Enabling swap memory use on nodes

Enabling swap memory use on nodes is a Technology Preview feature only. Technology Preview features are not supported with Red Hat production service level agreements (SLAs) and might not be functionally complete. Red Hat does not recommend using them in production. These features provide early access to upcoming product features, enabling customers to test functionality and provide feedback during the development process.

For more information about the support scope of Red Hat Technology Preview features, see https://access.redhat.com/support/offerings/techpreview/.

You can enable swap memory use for OKD workloads on a per-node basis.

Enabling swap memory can negatively impact workload performance and out-of-resource handling.
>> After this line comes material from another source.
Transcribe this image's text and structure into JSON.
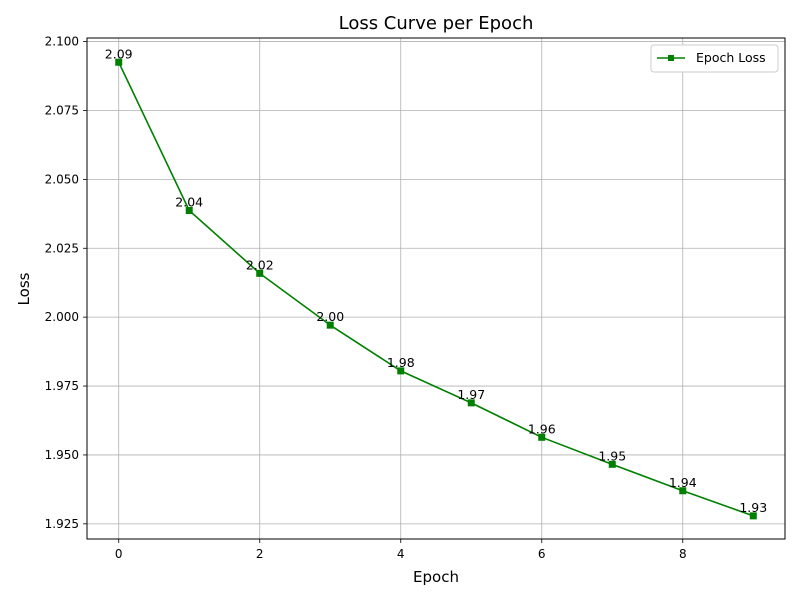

Do not enable swap memory on master nodes.

To enable swap memory, create a kubeletconfig custom resource (CR) to set the swapbehavior parameter. You can set limited or unlimited swap memory:

  • Limited: Use the LimitedSwap value to limit how much swap memory workloads can use. Any workloads on the node that are not managed by OKD can still use swap memory. The LimitedSwap behavior depends on whether the node is running with Linux control groups version 1 (cgroups v1) or version 2 (cgroups v2):

    • cgroups v1: OKD workloads can use any combination of memory and swap, up to the pod’s memory limit, if set.

    • cgroups v2: OKD workloads cannot use swap memory.

  • Unlimited: Use the UnlimitedSwap value to allow workloads to use as much swap memory as they request, up to the system limit.

Because the kubelet will not start in the presence of swap memory without this configuration, you must enable swap memory in OKD before enabling swap memory on the nodes. If there is no swap memory present on a node, enabling swap memory in OKD has no effect.

Prerequisites

  • You have a running OKD cluster that uses version 4.10 or later.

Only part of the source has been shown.